A better analogy can be made with the Boston Red Sox, and not just because that makes a nice comparison with the only rivalry in sports that truly measures up to the Iron Bowl. Like the Red Sox, Auburn is a team with a proud, tradition-rich history, and its fans have seen some of the most talented athletes in the world pass through (Bo, Barkley, and Frank Thomas among them). But like the Sox, there have been moments of brilliant success contrasted with instances of devastating failure (though, fortunately, no curses). Auburn fans have also had to endure the insufferable effects of their rival’s unparalleled success.
But unlike the Yankees/Red Sox rivalry, there is very little that separates the fanbases in the real world, geographic, socio-economic, or otherwise. In a place where we must constantly tolerate neighbors, co-workers, friends and family members rooting for that “other” team, it behooves us to avoid some of the ugliness you see in other SEC rivalries—spitting, bottle throwing, verbal/physical assaults and the like (stately 100+ year old trees, however, are far less safe, but again, I’m not going there). We are all ultimately united by being Alabamians. Everyone, even Bama fans, carries a chip on their shoulder from having deep roots in a heavily stereotyped state with a troubled history, yet great football is the one thing we have going for us that no one with half a brain can deny.
What’s important to understand here is that the rivalry’s not only about obsession with the Tide and the Tigers. Simply put, we’re just really in to our football down here. Texas has a reputation for being the most football-obsessed state in the Union, but Auburn and Alabama fans unite in giving this notion a benign, condescending smile.
College football has an irresistible pull here, and its appeal is no mystery. In the world of sports, there is little to distract Alabamians from the ebbs and flows of the college football season. Alabama has never had a major sports franchise, but big-time college football emerged organically long before anyone started giving us credit for it.
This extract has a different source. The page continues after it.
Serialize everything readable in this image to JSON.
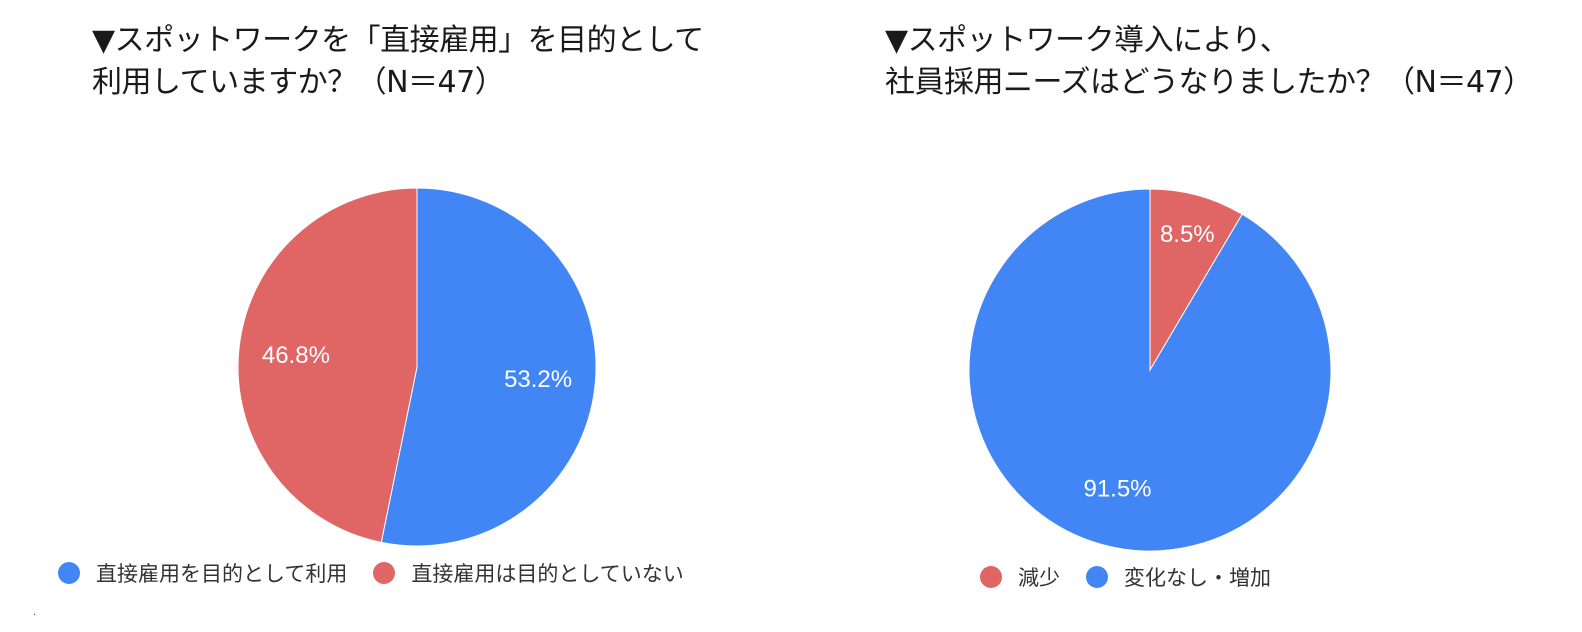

People do like baseball; Alabama joins most of the South in embracing the Atlanta Braves (myself included, which made for some strange emotions when Auburn played Florida State last year, whose fans enthusiastically performed the Braves’ Tomahawk Chop after first downs and scores). NASCAR is big, of course, and people watch NFL games, but more as a way of getting a football fix than out of allegiance to a particular team.
You’ll hear the (true) stories of how you have to pick one team or the other, and how, even in the heart of the Bible Belt, the answer to that question is more important than what church you go to (or don’t go to). You may also hear about the remarkable phenomenon that I witness every year: an entire state virtually shutting down on a Saturday in late November, a day when the small percentage of people who don’t care about football can get all their shopping done, so long as it’s not halftime.
Stories of families and friendships breaking apart over the rivalry are probably exaggerated, yet not uncommon. Even in my very civil family’s post-Thanksgiving gathering last year, the Alabama fans and Auburn fans were kept separate (the Bama fans upstairs with the HD television, while us Aubies were downstairs with the crummy old TV. Fortunately, justice was served in that now-legendary game).
What’s perhaps not discussed enough is the way you will hear a group of hipsters, or especially an office lunchroom populated only by middle-aged women, discussing college football as articulately as any fraternity house on the campuses of Tuscaloosa or Auburn. People may know how to keep a lid on politics and religion here, but don’t expect them to hold back on football matters. Always be ready for some ribbing, good-natured or not, from the rival fan base.
With the Nicktator and the Gus Bus rolling on this year, it looks like we will remain in a golden age of football in the state of Alabama for some time. For better or worse, when it comes to the sanity of our populace.